Building the Darn Thing

After an hour or so of battling the hell-clay with an ineffective shovel, you’ll realize that you need to determine the size and shape of your pond. Above-ground ponds fluctuate temperature more frequently than in-ground ponds. They also require additional costs in terms of material for the pond walls. Digging an in-ground pond will seem like the easier route. You might aim for an oval five feet long and three feet wide. Two feet is the recommended minimum depth for a pond with fish. It’s also the perfect depth for grabby little raccoon paws to snatch up your pets.

racoons love ponds
Be prepared for your new pets:  fifteen of these rolly-polly fish thieves.


After the second hour of ineffectual digging into your sticky hell-clay, you may be second-guessing your plans (what plans? you’re living in the moment!). Try to live somewhere with soft, pliable dirt, such as Iowa or in an episode of  TLC’s Gardening By the Yard. If that is not an option . . . eh, well, your pond hole is probably deep enough.

Although you planned for twenty-four inches of depth, eighteen should be enough for a subtropical climate that doesn’t see a hard freeze every winter, right? The ground will also insulate your pond. Yeah, this is sounding better.

Oh wait, but you hit a pipe twelve inches below the left half of your pond. Definitely stop digging. You were supposed to call 811 to have your utilities marked before starting, but you didn’t, did you? That’s okay; we’re living in the moment. Now your pond will have two depth levels. Fancy.

Like this! And not at all like a muddy hole in the ground.

Wrestle the pond liner into the hole and weigh it down with decorative rocks. As the pond fills with water of questionable quality from your hose, try to figure out what to do with the mountain of leftover, sticky hell-clay. Keep in mind that wherever you shovel it, the mountain will not dissolve. It will linger like the bad memory of joking about someone’s hearing only to later discover that they were deaf.
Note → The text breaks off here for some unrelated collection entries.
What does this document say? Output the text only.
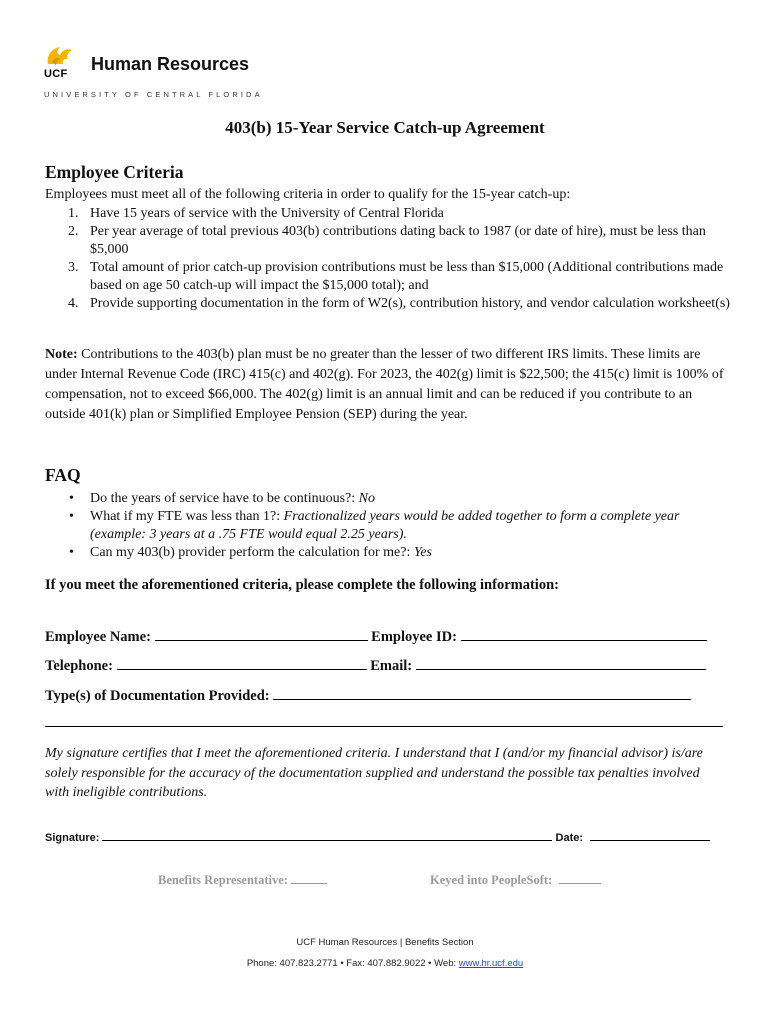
UCF Human Resources
UNIVERSITY OF CENTRAL FLORIDA
403(b) 15-Year Service Catch-up Agreement
Employee Criteria
Employees must meet all of the following criteria in order to qualify for the 15-year catch-up:
1. Have 15 years of service with the University of Central Florida
2. Per year average of total previous 403(b) contributions dating back to 1987 (or date of hire), must be less than $5,000
3. Total amount of prior catch-up provision contributions must be less than $15,000 (Additional contributions made based on age 50 catch-up will impact the $15,000 total); and
4. Provide supporting documentation in the form of W2(s), contribution history, and vendor calculation worksheet(s)
Note: Contributions to the 403(b) plan must be no greater than the lesser of two different IRS limits. These limits are under Internal Revenue Code (IRC) 415(c) and 402(g). For 2023, the 402(g) limit is $22,500; the 415(c) limit is 100% of compensation, not to exceed $66,000. The 402(g) limit is an annual limit and can be reduced if you contribute to an outside 401(k) plan or Simplified Employee Pension (SEP) during the year.
FAQ
• Do the years of service have to be continuous?: No
• What if my FTE was less than 1?: Fractionalized years would be added together to form a complete year (example: 3 years at a .75 FTE would equal 2.25 years).
• Can my 403(b) provider perform the calculation for me?: Yes
If you meet the aforementioned criteria, please complete the following information:
Employee Name:	Employee ID:
Telephone:	Email:
Type(s) of Documentation Provided:
My signature certifies that I meet the aforementioned criteria. I understand that I (and/or my financial advisor) is/are solely responsible for the accuracy of the documentation supplied and understand the possible tax penalties involved with ineligible contributions.
Signature:	Date:
Benefits Representative:	Keyed into PeopleSoft:
UCF Human Resources | Benefits Section
Phone: 407.823.2771 • Fax: 407.882.9022 • Web: www.hr.ucf.edu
Arrange stones around the perimeter of the pond to hold down the liner’s edge. Stack more stones (perhaps ones you have “borrowed” from a public park; judgment-free zone!) into a waterfall at the shallow edge. Place your pump in the deep end of the pond, and run a hose along the pond’s edge from the pump to the waterfall. The two-tier structure will help ensure water circulates from one end of the pond to the other. Claim the design was intentional. So fancy.

Adding Life

Most sources advise waiting a month or more before adding fish so the water can develop a nitrogen cycle. You, however, are special and do not need to wait. Wearing smears of brownish-gray mud like war paint, drive to the pet store. Leave a trail of clay clumps from the parking lot to the wall of glowing cerulean tanks. Your pond is, oh, 200 gallons? Capacity doesn’t matter. Buy around 30 of those little feeder goldfish. When the associate asks what you’ll be feeding, jokingly say “raccoons.” Look into the little black eyes of your new pets. Gulp down the guilt. Circle of life and all that.

fish pond
These are koi. Only buy these for your whim-pond if your other hobbies include throwing money at the ocean.

If one day you worry that having a giant hole right beside your house’s foundation might be causing the structure to shift, you can adapt these steps and rebuild. Perhaps you’ll try an above-ground pond and avoid slogging through more of that miserable clay. And maybe after that, you’ll decide an in-ground pond is better after all, and hey, let’s add a little winding stream and ducks and tadpoles and stop lecturing me about self-control, Mom.